Fake Characters

Veranor · May 24, 2003, 02:18:46 PM

Did you realize that there is a bug pertaining to signups, that can result in a fake character that has no race? Since this game is written in php, you can define the variables in the url. Of course that's how this whole game runs, with ?action=something, but there is more. The source code of this game is readliy available, so everyone could find out the variables used in character creation. Now, what's to stop them from stringing the variables along in the url like so:

http://warlords.iboze.com/rwl.php?action=s..._empire=aiwiioa
[EDIT: In the interests of people who may aimlessly click that link and get disabled for mutliple accounts, I've changed the link.]

On clicking that it will make a new character (well not really since I already clicked it), and this character will have no race either. It may not sound that bad at first, but then if you think, how hard would it be to write a script that would just randomize the url and window.open it, over and over again. I'm thinking this is how the 950 fake characters got into Arisen at one point. I don't know if having that many fake characters is a big problem, but I just wanted to bring it to your attention.

To stop it, you could employ some security measure, similar to those you find when signing up at yahoo, or tripod. Then you could release a modified version which people could use in their source, while still keeping yours random.

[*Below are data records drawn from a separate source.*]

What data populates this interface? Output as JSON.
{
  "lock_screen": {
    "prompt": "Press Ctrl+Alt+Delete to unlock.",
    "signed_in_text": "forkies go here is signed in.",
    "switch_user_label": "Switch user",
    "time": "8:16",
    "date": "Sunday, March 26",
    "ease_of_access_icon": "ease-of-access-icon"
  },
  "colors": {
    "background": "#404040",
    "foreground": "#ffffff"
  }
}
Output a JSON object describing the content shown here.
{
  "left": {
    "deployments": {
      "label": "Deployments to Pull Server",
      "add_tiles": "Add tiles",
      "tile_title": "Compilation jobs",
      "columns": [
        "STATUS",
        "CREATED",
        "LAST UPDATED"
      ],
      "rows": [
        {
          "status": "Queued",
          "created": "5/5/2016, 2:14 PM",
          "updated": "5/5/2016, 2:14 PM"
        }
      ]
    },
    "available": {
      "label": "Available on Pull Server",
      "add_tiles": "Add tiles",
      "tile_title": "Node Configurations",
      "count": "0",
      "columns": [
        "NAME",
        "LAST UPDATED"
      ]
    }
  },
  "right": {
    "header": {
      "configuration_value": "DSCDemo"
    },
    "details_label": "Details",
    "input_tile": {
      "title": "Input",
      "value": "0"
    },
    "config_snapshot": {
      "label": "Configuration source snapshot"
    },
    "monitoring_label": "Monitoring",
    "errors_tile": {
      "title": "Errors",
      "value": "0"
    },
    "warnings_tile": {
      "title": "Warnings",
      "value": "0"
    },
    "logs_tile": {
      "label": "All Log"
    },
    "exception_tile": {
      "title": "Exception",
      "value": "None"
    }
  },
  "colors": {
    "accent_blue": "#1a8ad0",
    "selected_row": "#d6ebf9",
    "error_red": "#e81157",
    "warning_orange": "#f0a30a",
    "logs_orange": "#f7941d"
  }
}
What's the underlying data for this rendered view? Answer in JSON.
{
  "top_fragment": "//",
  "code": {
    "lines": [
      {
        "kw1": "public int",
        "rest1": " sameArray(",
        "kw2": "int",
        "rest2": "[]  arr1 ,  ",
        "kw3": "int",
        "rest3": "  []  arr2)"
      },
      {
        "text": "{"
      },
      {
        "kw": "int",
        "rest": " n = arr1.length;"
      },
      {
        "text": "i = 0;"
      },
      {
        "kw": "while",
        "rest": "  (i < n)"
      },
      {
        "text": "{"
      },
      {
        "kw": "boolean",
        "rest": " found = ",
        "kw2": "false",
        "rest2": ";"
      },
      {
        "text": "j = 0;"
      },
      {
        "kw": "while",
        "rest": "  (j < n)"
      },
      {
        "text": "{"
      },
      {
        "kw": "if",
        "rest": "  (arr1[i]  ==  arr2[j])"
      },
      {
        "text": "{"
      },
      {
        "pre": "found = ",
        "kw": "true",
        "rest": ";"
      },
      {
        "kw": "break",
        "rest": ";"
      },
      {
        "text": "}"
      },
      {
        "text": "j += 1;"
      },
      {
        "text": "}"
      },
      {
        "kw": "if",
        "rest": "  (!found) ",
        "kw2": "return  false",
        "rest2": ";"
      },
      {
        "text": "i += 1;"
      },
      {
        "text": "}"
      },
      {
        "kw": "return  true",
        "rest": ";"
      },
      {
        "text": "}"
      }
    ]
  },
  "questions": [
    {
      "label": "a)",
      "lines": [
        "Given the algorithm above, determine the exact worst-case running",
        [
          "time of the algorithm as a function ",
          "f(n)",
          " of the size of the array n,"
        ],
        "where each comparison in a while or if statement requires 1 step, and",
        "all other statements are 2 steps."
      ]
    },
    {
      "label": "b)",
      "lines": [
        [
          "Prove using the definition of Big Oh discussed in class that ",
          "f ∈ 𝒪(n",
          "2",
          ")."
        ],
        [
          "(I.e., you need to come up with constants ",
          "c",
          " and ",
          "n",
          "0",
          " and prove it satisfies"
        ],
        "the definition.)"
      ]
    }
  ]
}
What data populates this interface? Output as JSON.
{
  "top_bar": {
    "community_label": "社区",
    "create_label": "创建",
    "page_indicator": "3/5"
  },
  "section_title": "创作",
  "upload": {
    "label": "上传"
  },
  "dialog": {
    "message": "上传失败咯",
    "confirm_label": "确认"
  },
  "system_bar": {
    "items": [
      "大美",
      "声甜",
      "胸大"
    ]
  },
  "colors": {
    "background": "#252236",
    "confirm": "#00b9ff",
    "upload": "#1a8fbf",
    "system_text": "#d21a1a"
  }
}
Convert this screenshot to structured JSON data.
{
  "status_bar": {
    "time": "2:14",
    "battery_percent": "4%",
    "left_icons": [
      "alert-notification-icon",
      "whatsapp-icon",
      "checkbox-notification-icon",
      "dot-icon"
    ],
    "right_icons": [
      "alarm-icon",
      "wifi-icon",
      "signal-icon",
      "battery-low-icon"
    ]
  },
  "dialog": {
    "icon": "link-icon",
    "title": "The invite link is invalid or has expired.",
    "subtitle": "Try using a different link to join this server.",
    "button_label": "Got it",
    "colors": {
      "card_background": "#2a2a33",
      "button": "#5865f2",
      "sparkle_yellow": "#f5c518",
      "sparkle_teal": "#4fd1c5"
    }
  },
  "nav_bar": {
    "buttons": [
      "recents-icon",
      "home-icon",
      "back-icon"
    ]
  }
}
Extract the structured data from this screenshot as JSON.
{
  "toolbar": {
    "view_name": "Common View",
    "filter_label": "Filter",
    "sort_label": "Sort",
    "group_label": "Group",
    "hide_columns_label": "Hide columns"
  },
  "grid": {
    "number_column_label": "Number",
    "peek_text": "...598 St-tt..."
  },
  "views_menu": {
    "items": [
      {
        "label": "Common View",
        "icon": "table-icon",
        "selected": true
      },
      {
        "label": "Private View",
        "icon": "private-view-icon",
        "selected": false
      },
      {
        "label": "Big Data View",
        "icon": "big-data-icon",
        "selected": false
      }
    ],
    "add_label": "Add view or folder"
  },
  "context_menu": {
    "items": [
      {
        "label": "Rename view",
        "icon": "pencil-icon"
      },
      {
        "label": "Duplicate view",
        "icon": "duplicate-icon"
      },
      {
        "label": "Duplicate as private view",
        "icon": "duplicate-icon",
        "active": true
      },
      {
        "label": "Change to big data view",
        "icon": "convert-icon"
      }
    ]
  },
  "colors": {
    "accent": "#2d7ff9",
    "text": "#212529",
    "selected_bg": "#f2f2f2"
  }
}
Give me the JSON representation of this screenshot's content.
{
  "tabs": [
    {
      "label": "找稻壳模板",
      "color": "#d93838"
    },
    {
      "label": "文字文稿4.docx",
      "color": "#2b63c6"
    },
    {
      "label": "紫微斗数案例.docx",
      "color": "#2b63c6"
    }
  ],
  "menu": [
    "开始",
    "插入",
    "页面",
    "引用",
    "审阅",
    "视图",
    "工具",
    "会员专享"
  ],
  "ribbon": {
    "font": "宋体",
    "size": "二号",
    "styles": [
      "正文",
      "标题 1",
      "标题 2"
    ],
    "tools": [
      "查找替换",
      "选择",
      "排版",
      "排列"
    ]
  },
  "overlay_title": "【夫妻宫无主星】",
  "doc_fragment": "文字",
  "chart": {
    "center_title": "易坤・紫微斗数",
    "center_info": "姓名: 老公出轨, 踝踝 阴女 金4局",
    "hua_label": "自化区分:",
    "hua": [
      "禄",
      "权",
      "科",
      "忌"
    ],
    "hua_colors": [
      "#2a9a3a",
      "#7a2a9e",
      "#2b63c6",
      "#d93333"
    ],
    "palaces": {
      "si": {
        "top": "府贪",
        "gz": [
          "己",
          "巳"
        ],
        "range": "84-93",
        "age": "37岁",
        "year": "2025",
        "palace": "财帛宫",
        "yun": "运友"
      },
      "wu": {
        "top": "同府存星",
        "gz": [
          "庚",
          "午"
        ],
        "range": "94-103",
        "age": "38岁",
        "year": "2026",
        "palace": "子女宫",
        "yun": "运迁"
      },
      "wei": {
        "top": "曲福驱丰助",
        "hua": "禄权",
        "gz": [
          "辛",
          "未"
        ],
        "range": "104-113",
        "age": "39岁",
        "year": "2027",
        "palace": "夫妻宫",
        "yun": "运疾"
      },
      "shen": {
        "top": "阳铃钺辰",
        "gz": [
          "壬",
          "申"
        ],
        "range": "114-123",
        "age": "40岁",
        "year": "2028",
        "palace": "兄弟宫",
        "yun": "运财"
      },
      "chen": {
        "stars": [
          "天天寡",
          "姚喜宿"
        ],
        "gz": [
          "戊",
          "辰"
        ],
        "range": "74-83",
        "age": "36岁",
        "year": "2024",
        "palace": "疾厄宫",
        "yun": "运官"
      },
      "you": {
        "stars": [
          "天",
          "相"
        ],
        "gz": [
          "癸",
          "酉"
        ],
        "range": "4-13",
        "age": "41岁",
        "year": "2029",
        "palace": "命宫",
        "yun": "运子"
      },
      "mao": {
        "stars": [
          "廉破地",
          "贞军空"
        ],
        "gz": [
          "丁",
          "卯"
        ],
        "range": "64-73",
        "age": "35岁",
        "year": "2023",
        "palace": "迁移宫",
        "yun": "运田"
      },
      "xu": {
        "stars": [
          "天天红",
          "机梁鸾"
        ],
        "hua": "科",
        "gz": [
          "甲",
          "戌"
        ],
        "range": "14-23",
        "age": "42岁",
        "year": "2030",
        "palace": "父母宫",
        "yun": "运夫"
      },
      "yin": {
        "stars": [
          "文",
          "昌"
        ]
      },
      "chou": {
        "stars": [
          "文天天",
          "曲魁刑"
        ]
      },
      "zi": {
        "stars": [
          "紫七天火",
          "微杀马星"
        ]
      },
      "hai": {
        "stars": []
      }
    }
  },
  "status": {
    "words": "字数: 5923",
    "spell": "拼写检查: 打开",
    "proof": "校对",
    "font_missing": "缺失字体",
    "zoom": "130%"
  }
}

Anyways, that's all I had to say

Veranor · May 24, 2003, 02:55:05 PM

Though the part that really bugs me is that I can do this on signup but I can't define variables on any other page

Why can you directly go to login, signup, top10. I don't see how in the code...

Also, for anyone who wants to start their own game, do not host your game on the same server as your forums. Use a subdomain or something else. For examble iboze.com/rwl and warlords.iboze

Edit: Acutally you can define them on Login as well

The Beatles · May 24, 2003, 05:07:12 PM

because, if you check warbands.php, on all "action"s other than singup, login, guide, etc., it checks the HTTP_REFERER.

Veranor · May 24, 2003, 05:18:26 PM

Yeah I noticed, there is none provided in this sites source, I was looking at the promisance.php, which does allow access to guide. Though if you go directly to guide on here, it won't allow you to. That's why I was a bit confused.

Edit: But do you have anything to say about anything else?

The Beatles · May 25, 2003, 03:41:23 AM

yeah, the sourcecode they let you download is VERY old.... that's why it wouldn't have it.

Retto · May 25, 2003, 05:14:44 PM

don't know what you're looking at, but the source code we've got up has got it in there. When we put out the next expansion, we will be updating the source code available...

Veranor · May 25, 2003, 05:15:43 PM

Ok sorry I guess the one I had downloaded didn't have it, or I got it from somebody who said they got it here, maybe they didn't send me everything

EDIT: Still why has no one said anything concerning the meat of this post?

Retto · May 25, 2003, 05:25:11 PM

I say this: I've fixed the problem. Thanks for bringing it to my attention.